Boasting authentic flavours, Taste of the Middle East has been appeasing appetites with its home-cooked dishes since opening in 2014. Editor Marissa Carruthers and photographer Lucas Veuve sample the menu.

It would be easy to drive past Taste of the Middle East, an unassuming ground floor eatery with a banner hanging above the door announcing its presence, but to ignore the no frills restaurant would be an injustice. Sometimes it’s the simpler things in life that have the most to offer.

What it may lack in décor, it certainly makes up for with its menu, which boasts a plethora of Arab dishes, all made with loving care in the kitchen. And it’s this that has given the restaurant its glowing reputation across the capital.

Having fled the fighting that has crippled his homeland of Iraq, Hashim Farhan opened the restaurant in May 2014. Operating it alone for the first six months, his wife and five sons joined him six months later. Despite the family having no experience in the restaurant business, with his wife Muna heading the kitchen with her excellent home-cooking skills, the Halal restaurant quickly made a name for itself.

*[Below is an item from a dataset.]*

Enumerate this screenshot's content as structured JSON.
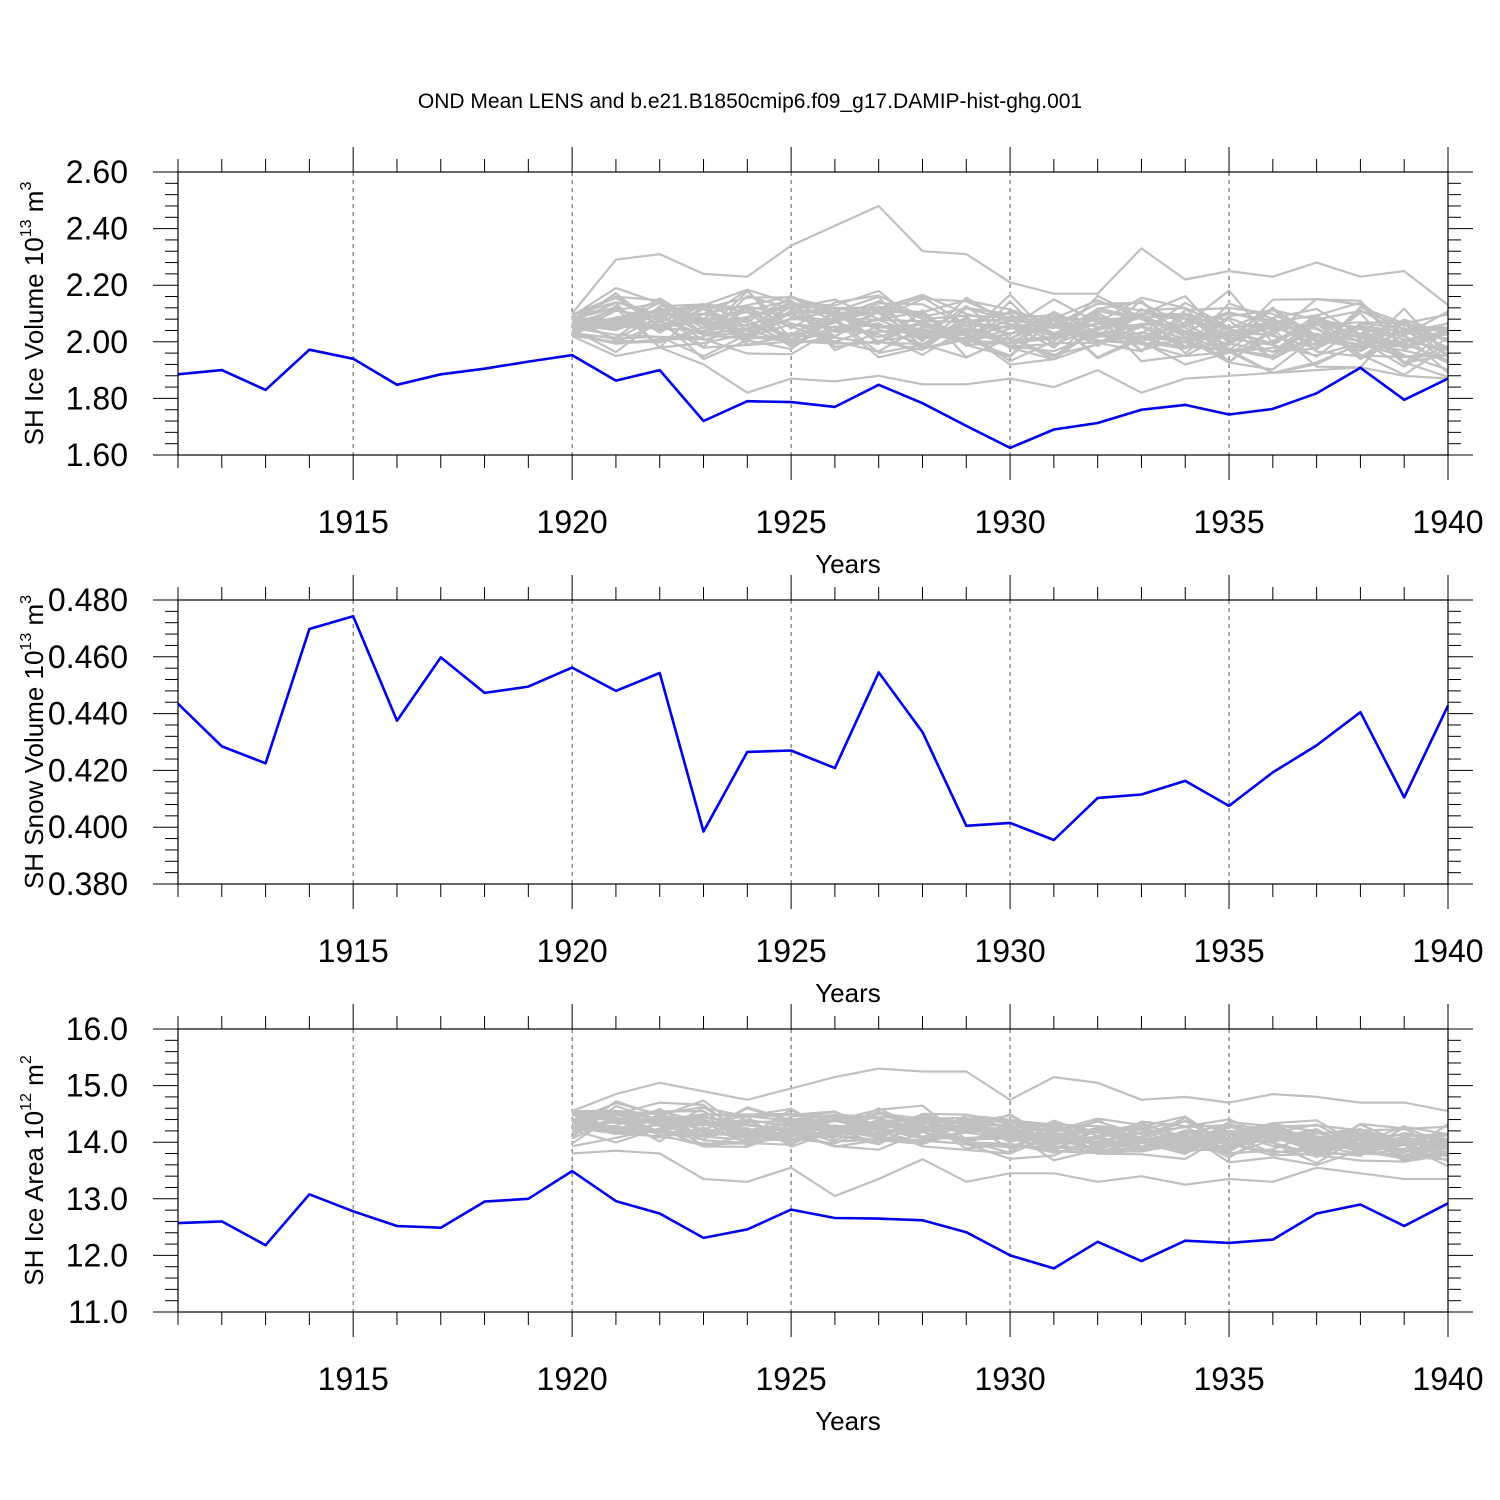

The menu spans the region, with Fatit hummus ($5), shawarma ($6), foal ($5) and a range of salads, soups, sandwiches and wraps. We started with one of the restaurant’s signature dishes, the Iraqi biryani.

Offered in chicken ($7) and lamb ($12), Fahram’s son Ahmed guided us towards the lamb. “You won’t be disappointed,” he promised.

It did not disappoint, with the fragrant dish pleasing the palate. In line with Halal preparations, the lamb is bought live before being slaughtered by a friend, who is a Muslim butcher. The meat is then boiled four times before being cooked so it falls off the bone easily.

Served on a bed of yellow Basmati rice, with a few peas and diced carrots thrown in, the dish is a delightful fusion of flavours, with the saffron shining through.

The chicken tabsi ($5) was up next. With the dish originating in Turkey, the Iraqi twist sees aubergines, potatoes, garlic, onions, tomato sauce and barbecue sauce mixed together. A chicken thigh is cooked separately in a barbecue-style sauce before being plated and the tabsi sauce drizzled atop to add a warm spicy flavour.

We combined this with some fattoush ($3); a bread salad that originates from the Levant. Refreshing and light it consists of pita bread doused in olive oil and then fried before being cut into squares and placed on diced tomatoes, cucumber and lettuce, with a sprinkling of salt and spices thrown into the mix.

The falafel ($3) is another popular dish. Made from chickpeas that are soaked in water for 10 hours before being mixed with salt, barbecue powder and a special Iraqi powder mix of spices, the seven balls served on pita bread are soft and tasty.

They come with a side salad and generous serving of smooth hummus.

With plenty more on the menu, indulging in an authentic taste of the Middle East in the centre of Phnom Penh couldn’t be easier.

35 Street 19, Phnom Penh.
Tel: 098 713 443.
Open Saturday to Thursday, from 11am to 10pm.